From S.L Linear Algebra:
Let $V$ be the subspace of functions generated by the two functions $f$, $g$ such that $f(t)=t$ and $g(t)=t^2$. Find an orthonormal basis for $V$.
In this case, $V$ is considered as space of continuous real-valued functions on the interval $[0, 1]$. Scalar product of two functions $f$ and $g$ is defined as:
$$⟨f, g⟩=\int_{0}^{1} f(t)g(t) \, \, dt$$
where $t \in [0, 1]$.
I have showed that the integral above is a valid scalar product by displaying it as Riemann sum approximation and verifying properties according to it (but this is not important here).
Problem:
I know that I could use Gram-Schmidt orthogonalization process to ensure that two elements $f(t)=t$ and $g(t)=t^2$ mutually orthogonal as such:
$$t - \frac{\int_{0}^{1} t^3 \, \, dt}{\int_{0}^{1} t^2 \, \, dt}t = t - \frac{\frac{1^4}{4} - \frac{0^4}{4}}{\frac{1^3}{3}-\frac{0^3}{3}}t=t-\frac{3}{4}t=\frac{t}{4}$$
And then divide them by norm to ensure orthonormality:
$$s=(\frac{t}{\sqrt{\int_{0}^{1} t^2 \, \, dt}}, \frac{\frac{t}{4}}{\sqrt{\int_{0}^{1} \frac{t}{4}^2 \, \, dt}})$$
(I apologize if I made any mistakes in calculations).

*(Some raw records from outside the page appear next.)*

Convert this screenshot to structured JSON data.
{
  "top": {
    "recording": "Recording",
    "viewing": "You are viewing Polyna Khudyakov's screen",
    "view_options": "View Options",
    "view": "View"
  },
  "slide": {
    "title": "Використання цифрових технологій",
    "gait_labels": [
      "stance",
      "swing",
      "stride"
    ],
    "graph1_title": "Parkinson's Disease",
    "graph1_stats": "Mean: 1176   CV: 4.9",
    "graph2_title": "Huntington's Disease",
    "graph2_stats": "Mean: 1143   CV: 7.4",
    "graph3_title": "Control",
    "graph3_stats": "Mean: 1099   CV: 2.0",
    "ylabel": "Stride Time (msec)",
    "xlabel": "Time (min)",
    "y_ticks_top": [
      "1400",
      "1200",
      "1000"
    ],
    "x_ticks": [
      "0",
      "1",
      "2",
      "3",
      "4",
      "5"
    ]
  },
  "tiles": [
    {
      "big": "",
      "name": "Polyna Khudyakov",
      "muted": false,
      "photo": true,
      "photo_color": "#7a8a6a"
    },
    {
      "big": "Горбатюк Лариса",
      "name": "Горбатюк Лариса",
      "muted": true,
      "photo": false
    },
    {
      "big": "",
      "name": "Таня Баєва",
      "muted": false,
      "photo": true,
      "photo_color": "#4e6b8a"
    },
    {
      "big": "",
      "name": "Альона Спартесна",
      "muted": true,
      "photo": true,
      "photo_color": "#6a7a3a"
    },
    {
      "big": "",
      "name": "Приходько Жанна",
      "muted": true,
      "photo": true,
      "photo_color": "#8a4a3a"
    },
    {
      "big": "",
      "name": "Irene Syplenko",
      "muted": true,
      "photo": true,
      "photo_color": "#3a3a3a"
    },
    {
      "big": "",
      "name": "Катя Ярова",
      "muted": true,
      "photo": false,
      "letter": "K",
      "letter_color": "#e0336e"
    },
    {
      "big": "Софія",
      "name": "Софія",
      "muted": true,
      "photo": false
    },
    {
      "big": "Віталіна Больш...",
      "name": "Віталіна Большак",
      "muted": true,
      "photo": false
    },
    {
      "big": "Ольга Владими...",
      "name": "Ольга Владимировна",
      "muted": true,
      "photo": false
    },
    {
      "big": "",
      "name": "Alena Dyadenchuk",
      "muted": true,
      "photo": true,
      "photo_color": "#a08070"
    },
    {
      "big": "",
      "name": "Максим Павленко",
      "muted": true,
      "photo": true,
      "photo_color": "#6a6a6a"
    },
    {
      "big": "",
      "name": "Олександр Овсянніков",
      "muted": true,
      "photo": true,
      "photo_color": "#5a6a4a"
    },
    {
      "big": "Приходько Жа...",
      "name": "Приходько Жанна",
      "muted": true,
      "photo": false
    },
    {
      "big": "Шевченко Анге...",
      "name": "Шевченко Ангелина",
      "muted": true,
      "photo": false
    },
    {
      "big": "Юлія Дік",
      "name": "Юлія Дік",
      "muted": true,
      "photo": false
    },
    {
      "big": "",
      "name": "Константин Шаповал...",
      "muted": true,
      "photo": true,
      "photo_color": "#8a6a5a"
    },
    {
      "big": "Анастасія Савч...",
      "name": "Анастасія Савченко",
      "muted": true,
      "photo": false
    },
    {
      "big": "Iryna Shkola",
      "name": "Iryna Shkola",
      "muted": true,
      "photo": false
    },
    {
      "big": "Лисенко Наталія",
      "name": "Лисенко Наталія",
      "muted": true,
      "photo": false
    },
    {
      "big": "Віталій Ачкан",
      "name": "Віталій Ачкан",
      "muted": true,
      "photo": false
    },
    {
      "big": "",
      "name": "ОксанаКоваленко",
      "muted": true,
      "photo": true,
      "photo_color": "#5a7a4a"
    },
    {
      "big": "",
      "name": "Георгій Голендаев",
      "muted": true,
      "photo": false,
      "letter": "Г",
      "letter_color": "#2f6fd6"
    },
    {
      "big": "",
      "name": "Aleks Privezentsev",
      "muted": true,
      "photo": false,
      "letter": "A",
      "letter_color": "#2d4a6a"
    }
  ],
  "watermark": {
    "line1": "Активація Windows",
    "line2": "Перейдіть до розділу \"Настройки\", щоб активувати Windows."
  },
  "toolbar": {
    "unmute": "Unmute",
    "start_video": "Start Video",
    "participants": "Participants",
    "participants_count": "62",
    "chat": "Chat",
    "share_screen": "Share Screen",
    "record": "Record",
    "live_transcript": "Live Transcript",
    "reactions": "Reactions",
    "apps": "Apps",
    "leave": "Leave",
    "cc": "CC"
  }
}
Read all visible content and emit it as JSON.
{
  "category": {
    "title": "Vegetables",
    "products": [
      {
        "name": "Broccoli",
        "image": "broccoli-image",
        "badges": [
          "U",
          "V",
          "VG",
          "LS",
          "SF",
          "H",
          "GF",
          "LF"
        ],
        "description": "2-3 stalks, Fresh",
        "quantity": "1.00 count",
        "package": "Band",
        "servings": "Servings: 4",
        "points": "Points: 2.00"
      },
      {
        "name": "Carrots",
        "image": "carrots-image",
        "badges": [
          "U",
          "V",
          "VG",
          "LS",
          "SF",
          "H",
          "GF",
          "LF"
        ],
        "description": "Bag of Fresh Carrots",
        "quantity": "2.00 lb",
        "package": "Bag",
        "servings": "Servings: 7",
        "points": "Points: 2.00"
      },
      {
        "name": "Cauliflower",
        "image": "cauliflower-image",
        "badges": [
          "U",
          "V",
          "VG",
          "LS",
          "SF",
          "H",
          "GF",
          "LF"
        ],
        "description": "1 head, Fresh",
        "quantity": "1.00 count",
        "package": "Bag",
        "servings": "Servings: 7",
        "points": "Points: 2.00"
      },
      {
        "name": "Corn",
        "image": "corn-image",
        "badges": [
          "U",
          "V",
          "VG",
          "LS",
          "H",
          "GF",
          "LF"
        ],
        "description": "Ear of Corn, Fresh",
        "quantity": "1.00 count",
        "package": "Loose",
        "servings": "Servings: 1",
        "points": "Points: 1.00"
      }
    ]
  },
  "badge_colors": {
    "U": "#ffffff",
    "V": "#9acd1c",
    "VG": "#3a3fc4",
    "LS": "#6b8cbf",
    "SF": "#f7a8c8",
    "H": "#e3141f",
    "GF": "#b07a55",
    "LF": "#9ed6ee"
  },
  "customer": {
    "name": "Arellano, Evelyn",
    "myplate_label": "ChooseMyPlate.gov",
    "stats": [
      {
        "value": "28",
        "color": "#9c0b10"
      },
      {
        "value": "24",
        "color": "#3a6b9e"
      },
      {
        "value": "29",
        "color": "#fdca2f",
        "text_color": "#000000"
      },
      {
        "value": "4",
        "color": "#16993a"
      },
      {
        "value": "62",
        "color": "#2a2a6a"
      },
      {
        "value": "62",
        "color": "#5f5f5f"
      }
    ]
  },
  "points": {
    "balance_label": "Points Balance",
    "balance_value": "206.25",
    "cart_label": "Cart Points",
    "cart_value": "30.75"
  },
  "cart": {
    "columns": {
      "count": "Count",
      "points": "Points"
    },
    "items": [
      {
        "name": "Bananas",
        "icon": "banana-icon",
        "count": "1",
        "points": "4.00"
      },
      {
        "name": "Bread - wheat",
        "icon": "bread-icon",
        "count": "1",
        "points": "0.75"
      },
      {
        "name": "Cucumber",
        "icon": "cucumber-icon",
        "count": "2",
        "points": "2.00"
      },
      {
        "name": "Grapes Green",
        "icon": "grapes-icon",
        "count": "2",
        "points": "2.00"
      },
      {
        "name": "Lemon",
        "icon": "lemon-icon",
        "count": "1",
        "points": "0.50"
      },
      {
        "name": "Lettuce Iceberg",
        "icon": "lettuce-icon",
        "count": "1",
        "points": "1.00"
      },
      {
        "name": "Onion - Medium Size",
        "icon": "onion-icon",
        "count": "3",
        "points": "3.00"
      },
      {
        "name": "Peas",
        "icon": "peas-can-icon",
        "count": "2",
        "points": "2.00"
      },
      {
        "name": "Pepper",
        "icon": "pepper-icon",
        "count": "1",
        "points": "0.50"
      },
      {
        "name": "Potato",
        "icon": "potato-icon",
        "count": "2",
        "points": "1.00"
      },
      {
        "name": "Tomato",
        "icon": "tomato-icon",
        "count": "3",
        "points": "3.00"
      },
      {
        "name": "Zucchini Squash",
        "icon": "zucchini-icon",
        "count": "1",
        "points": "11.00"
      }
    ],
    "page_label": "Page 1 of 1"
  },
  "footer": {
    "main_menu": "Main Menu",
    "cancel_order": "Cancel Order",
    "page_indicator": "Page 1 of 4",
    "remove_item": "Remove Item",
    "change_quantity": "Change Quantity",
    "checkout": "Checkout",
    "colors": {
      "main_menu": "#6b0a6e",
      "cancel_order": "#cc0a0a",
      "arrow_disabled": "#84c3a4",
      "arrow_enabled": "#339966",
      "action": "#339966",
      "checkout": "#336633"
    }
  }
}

But now the problem is to decide whether every element in $s$ is linearly independent, if we consider homogeneous equation:
$$c_1\frac{t}{\sqrt{\int_{0}^{1} t^2 \, \, dt}}+c_2\frac{\frac{t}{4}}{\sqrt{\int_{0}^{1} \frac{t}{4}^2 \, \, dt}}=0$$
And $s$ is a valid orthonormal basis for $V$, then $c_1=c_2=0$. But I don't know how to ensure linear independence between two vectors.
How can I finish the proof by showing linear independence?
To give a little explanation on my comment: I'm doing this in a toy setting and you can easily extend this further. Let $(V,\langle\cdot,\cdot\rangle)$ be a real inner product space with $\mathrm{dim}(V)\geq 2$.
Take $v,w\in V\setminus\{\mathbf 0\}$ (as otherwise they are clearly not linear independent) and suppose that they are orthogonal, i.e. that $\langle v,w\rangle=0$. Now, suppose $\alpha v+\beta w=\mathbf 0$. We want to show that then $\alpha,\beta=0$.
To see this, first consider that $\langle \alpha v+\beta w,v\rangle=0$ as $\alpha v+\beta w$ is the null vector. By linearity in the first argument, symmetry and orthogonality, we have
$$0=\alpha\langle v,v\rangle+\beta\langle w,v\rangle=\alpha\langle v,v\rangle+\beta\langle v,w\rangle=\alpha\langle v,v\rangle$$
As $v$ is not the null vector, $\langle v,v\rangle>0$ by positive definiteness and thus $\alpha=0$.
The same argument also leads us to $\beta=0$ by considering $\langle\alpha v+\beta w,w\rangle$.
Thus, the vectors $v,w$ are linearly independent.